I had the pleasure of meeting Roderick Webb years ago through one of my best friends. Every time I saw Minister Webb there was always something about his spirit to where I always enjoyed being around him. When I saw his facebook post in December where he was giving away journals, I instantly felt pulled to the idea of starting my New Year doing something different that would help me get closer to God and even figure some things out within myself.
Once I received my journal and opened it, reading Minister Webb’s testimony all I could say was, “My God”. When the mustard seed fell out I looked at it and said to God, “this is really all the faith you require of me”? Tears instantly began to fall and I started writing. Words just begin to start filling up page after page after page. For someone who has never journaled before I instantly filled up 10 pages on the first day.
I knew that this was my journal for my eyes only so I begin to write about past childhood trauma and ended each trauma with how God has brought me out of it. I then started attaching scripture to each day and now I’m adding prayers with the trauma. I ask God to help me heal from situations and now I find myself praying more throughout my day. Everyday is not perfect but I’m stressing less and letting God lead me more. I’m also learning now that every action does not require a reaction from me. I also find myself on social media less and spending more time in the presence of God. As the song writer says, “I may not be able to sing like the angels, I may not be able to preach like Paul, but I - I love the Lord”.
I began journaling at the age of 12 when a friend gifted me a diary with a tiny key to lock away my deepest secrets. Looking back, I realize I've been journaling for over 50 years—an incredible journey! Writing has been my sanctuary, allowing me to pour out my most intimate thoughts, release anger, sorrow, and even shed tears. It has been a source of healing, a trusted companion that holds my words without judgment.
Journaling is powerful—it relieves stress, provides clarity, and offers a safe space for self-expression without judgment. When I taught GED at Heart of Georgia Technical College, I taught my students how to write and express themselves on paper and verbally. Until my last breath, I will continue to write because its impact is profound.
I am incredibly proud of what my cousin, Dr. Roderick Webb, is doing with his JR journaling business.
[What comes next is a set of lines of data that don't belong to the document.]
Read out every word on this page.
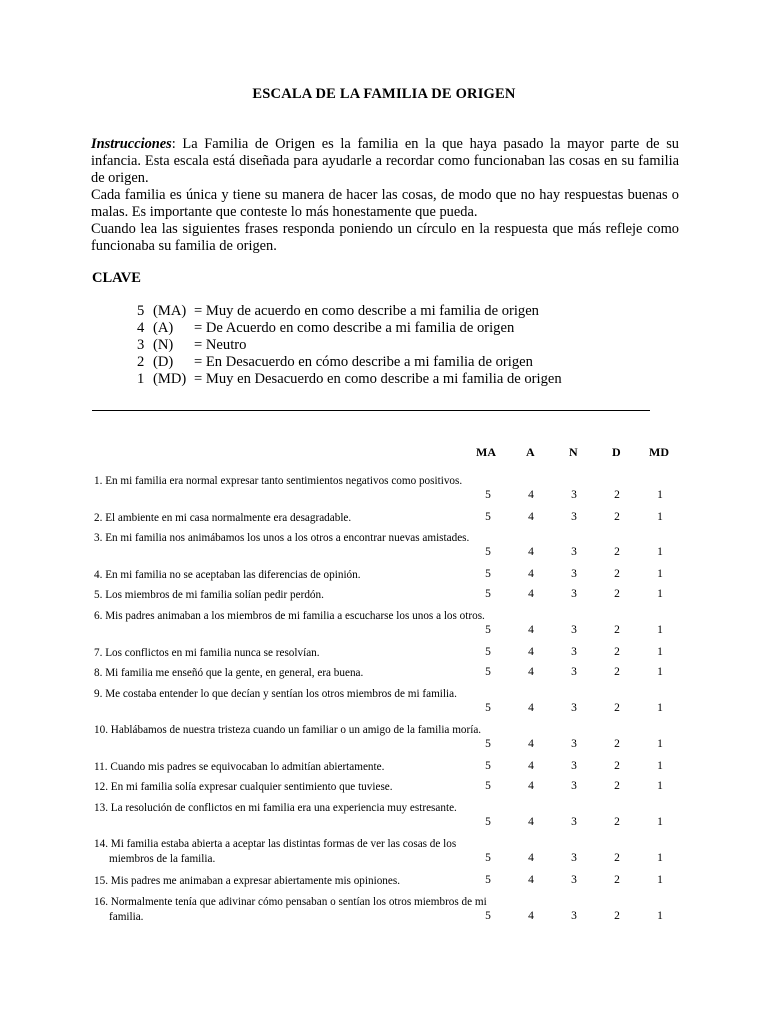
ESCALA DE LA FAMILIA DE ORIGEN

Instrucciones: La Familia de Origen es la familia en la que haya pasado la mayor parte de su infancia. Esta escala está diseñada para ayudarle a recordar como funcionaban las cosas en su familia de origen.

Cada familia es única y tiene su manera de hacer las cosas, de modo que no hay respuestas buenas o malas. Es importante que conteste lo más honestamente que pueda.

Cuando lea las siguientes frases responda poniendo un círculo en la respuesta que más refleje como funcionaba su familia de origen.

CLAVE
5 (MA) = Muy de acuerdo en como describe a mi familia de origen
4 (A)	= De Acuerdo en como describe a mi familia de origen
3 (N)	= Neutro
2 (D)	= En Desacuerdo en cómo describe a mi familia de origen
1 (MD) = Muy en Desacuerdo en como describe a mi familia de origen
MA	A	N	D MD
1. En mi familia era normal expresar tanto sentimientos negativos como positivos.
5	4	3	2	1
2. El ambiente en mi casa normalmente era desagradable.	5	4	3	2	1
3. En mi familia nos animábamos los unos a los otros a encontrar nuevas amistades.
5	4	3	2	1
4. En mi familia no se aceptaban las diferencias de opinión.	5	4	3	2	1
5. Los miembros de mi familia solían pedir perdón.	5	4	3	2	1
6. Mis padres animaban a los miembros de mi familia a escucharse los unos a los otros.
5	4	3	2	1
7. Los conflictos en mi familia nunca se resolvían.	5	4	3	2	1
8. Mi familia me enseñó que la gente, en general, era buena.	5	4	3	2	1
9. Me costaba entender lo que decían y sentían los otros miembros de mi familia.
5	4	3	2	1
10. Hablábamos de nuestra tristeza cuando un familiar o un amigo de la familia moría.
5	4	3	2	1
11. Cuando mis padres se equivocaban lo admitían abiertamente.	5	4	3	2	1
12. En mi familia solía expresar cualquier sentimiento que tuviese.	5	4	3	2	1
13. La resolución de conflictos en mi familia era una experiencia muy estresante.
5	4	3	2	1
14. Mi familia estaba abierta a aceptar las distintas formas de ver las cosas de los miembros de la familia.	5	4	3	2	1
15. Mis padres me animaban a expresar abiertamente mis opiniones.	5	4	3	2	1
16. Normalmente tenía que adivinar cómo pensaban o sentían los otros miembros de mi familia.	5	4	3	2	1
Keep reaching out, because somewhere out there, lives will be transformed. I know this to be true—I am living proof. Thank you for my journal to keep me expressing my personal thoughts! I love you cousin.
Hello, I met Roderick at the church we attended back in 2008. He has always been a genuine guy, an outstanding educator, and has always had a servant's heart. He gifted my son and I journals this month not knowing I had already expressed in supporting his vision. I have been journaling since 2002 when I unexpectedly lost my father. That was the darkest moment in my life when I did not even believe I could go on without my daddy. However, after having several therapy sessions with a licensed professional therapist, she encouraged me to start journaling and talking to my father in that way. I can only hope that he is so proud of the woman and mother I have become. It helped me so much in the beginning stages of my grief and I can say now, I am well off knowing that he is resting and watching me from heaven above. Journaling has truly changed my life and I am so grateful that God created this tool for people like me to use. Thank you, Roderick for caring, supporting and encouraging me along my life's journey. I wish you nothing but great success. Peace & Blessing to you.